Salía del tan odiado trabajo y me dirigía a lo que me esforzaba por llamar hogar pero que no era más que un monoambiente de mal aspecto y con un pésimo hedor a humedad, ubicado en un ruidoso lugar donde cada uno de sus habitantes poseía un sin fin de malas experiencias con el fracaso.

Luchando contra el impulso de terminar en un bar, me detengo en el inhóspito estacionamiento de algún parque; deciendo del auto y enciendo un cigarrillo, el humo se disipa en la leve brisa que corre y se filtra ente los árboles. El cantar de un búho y el llamado de algún grillo era el único sonido que inundaba cada rincón del sitio desolado en el que me encontraba.

Dejando de lado cada maldito detalle que pudiera escaparse de mi entendimiento, un constante golpeteo de unos tacones llamó poderosamente mi atención, avanzaba lenta y vacilante.

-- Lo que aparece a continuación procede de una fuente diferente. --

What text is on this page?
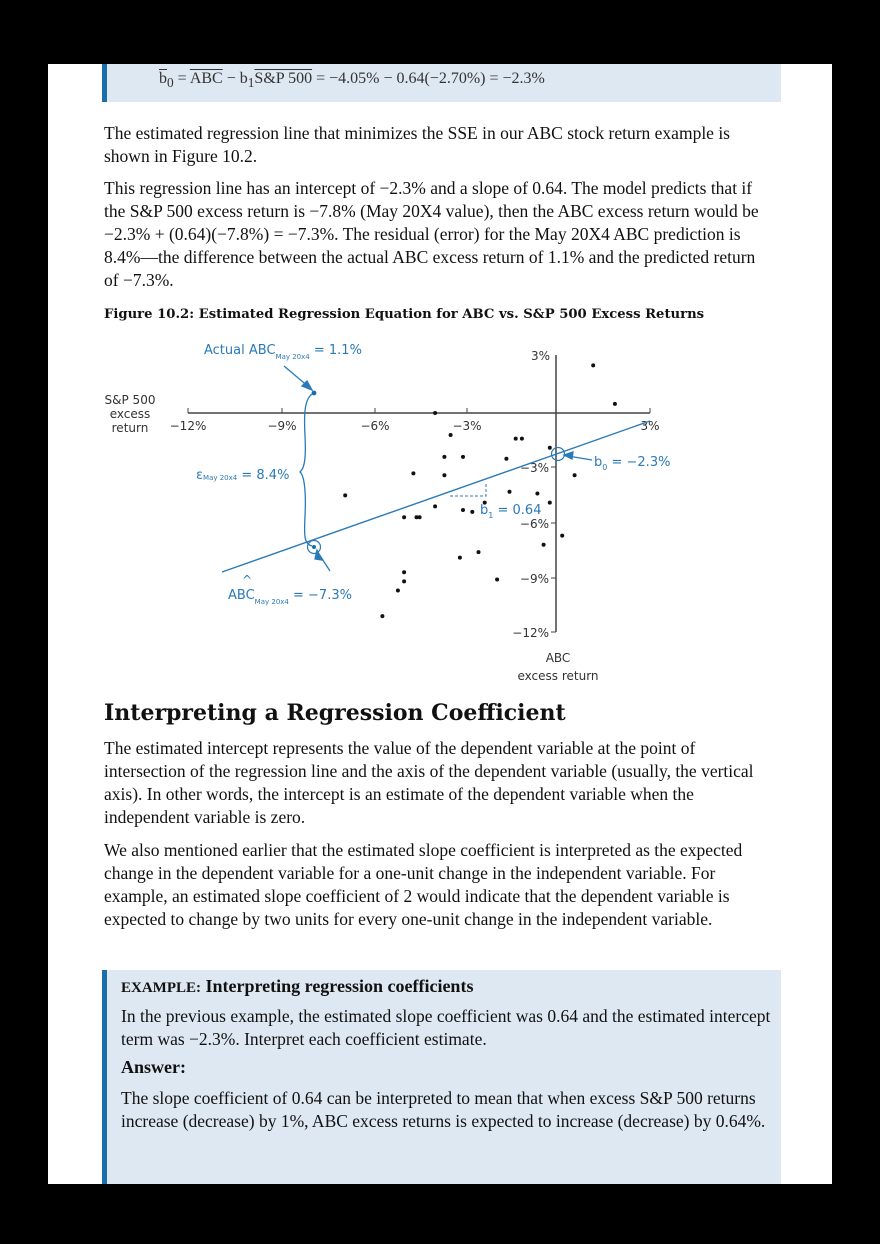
$\overline{b}_0 = \overline{ABC}$ − $b_1S\&P$ 500 = −4.05% − 0.64(−2.70%) = −2.3%

The estimated regression line that minimizes the SSE in our ABC stock return example is shown in Figure 10.2.

This regression line has an intercept of −2.3% and a slope of 0.64. The model predicts that if the S&P 500 excess return is −7.8% (May 20X4 value), then the ABC excess return would be −2.3% + (0.64)(−7.8%) = −7.3%. The residual (error) for the May 20X4 ABC prediction is 8.4%—the difference between the actual ABC excess return of 1.1% and the predicted return of −7.3%.

Figure 10.2: Estimated Regression Equation for ABC vs. S&P 500 Excess Returns
−12%	−9%	−6%	−3%	3%
3%
−3%
−6%
−9%
−12%
S&P 500
excess
return
ABC
excess return
Actual $ABC_{May 20x4} = 1.1\%$
εMay 20x4 = 8.4%
$ABC_{May 20x4} = -7.3\%$
^
$b_0 = -2.3\%$
$b_1 = 0.64$
Interpreting a Regression Coefficient

The estimated intercept represents the value of the dependent variable at the point of intersection of the regression line and the axis of the dependent variable (usually, the vertical axis). In other words, the intercept is an estimate of the dependent variable when the independent variable is zero.

We also mentioned earlier that the estimated slope coefficient is interpreted as the expected change in the dependent variable for a one-unit change in the independent variable. For example, an estimated slope coefficient of 2 would indicate that the dependent variable is expected to change by two units for every one-unit change in the independent variable.

EXAMPLE: Interpreting regression coefficients

In the previous example, the estimated slope coefficient was 0.64 and the estimated intercept term was −2.3%. Interpret each coefficient estimate.

Answer:

The slope coefficient of 0.64 can be interpreted to mean that when excess S&P 500 returns increase (decrease) by 1%, ABC excess returns is expected to increase (decrease) by 0.64%.
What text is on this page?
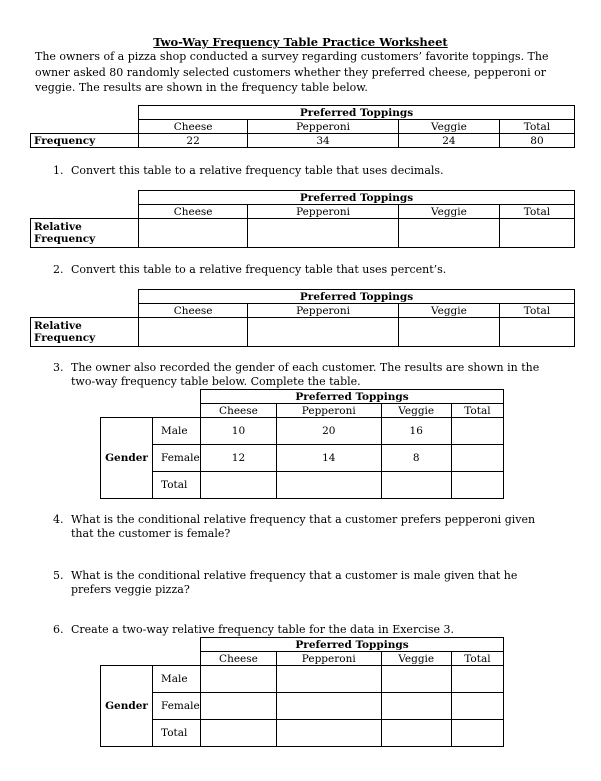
Two-Way Frequency Table Practice Worksheet
The owners of a pizza shop conducted a survey regarding customers’ favorite toppings. The owner asked 80 randomly selected customers whether they preferred cheese, pepperoni or veggie. The results are shown in the frequency table below.
	Preferred Toppings			
	Cheese	Pepperoni	Veggie	Total
Frequency	22	34	24	80
1. Convert this table to a relative frequency table that uses decimals.
	Preferred Toppings			
	Cheese	Pepperoni	Veggie	Total
Relative Frequency				
2. Convert this table to a relative frequency table that uses percent’s.
	Preferred Toppings			
	Cheese	Pepperoni	Veggie	Total
Relative Frequency				
3. The owner also recorded the gender of each customer. The results are shown in the two-way frequency table below. Complete the table.
		Preferred Toppings			
		Cheese	Pepperoni	Veggie	Total
Gender	Male	10	20	16	
	Female	12	14	8	
	Total				
4. What is the conditional relative frequency that a customer prefers pepperoni given that the customer is female?
5. What is the conditional relative frequency that a customer is male given that he prefers veggie pizza?
6. Create a two-way relative frequency table for the data in Exercise 3.
		Preferred Toppings			
		Cheese	Pepperoni	Veggie	Total
Gender	Male				
	Female				
	Total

Una dama de la vida canturreando una melodía que encantó cada uno de mis sentidos. Esta bailoteaba a solas a la luz de un faro mientras revoleba sus brazos; ante mis ojos parecía una doncella taciturna de una belleza sin igual, su cabello rojizo caía sobre sus hombros y reflejaba el brillo del alumbrado público. Vestía un tapado negro y un vestido color guinda ceñido al cuerpo, su piel tan semejante a la de un ángel y labios carnosos, una diosa escapada de un mito trágico.

El cruce de miradas fue inminente y la principal causa de una guerra de nunca acabar. El deseo y la poca sutileza con la que se hizo presente fue más que suficiente para terminar dentro del auto entregándole a la luz de la luna los ecos del más delicioso canto, el canto de una diosa que al final de la noche yacía a mi lado, dejándose admirar en toda su más divina desnudez, aquella que una vez supe saborear y que al amanecer tuve qué encerrar en el calabozo de los recuerdos, de otra noche de pasión fugaz, de  nula eternidad de un cómplice acuerdo.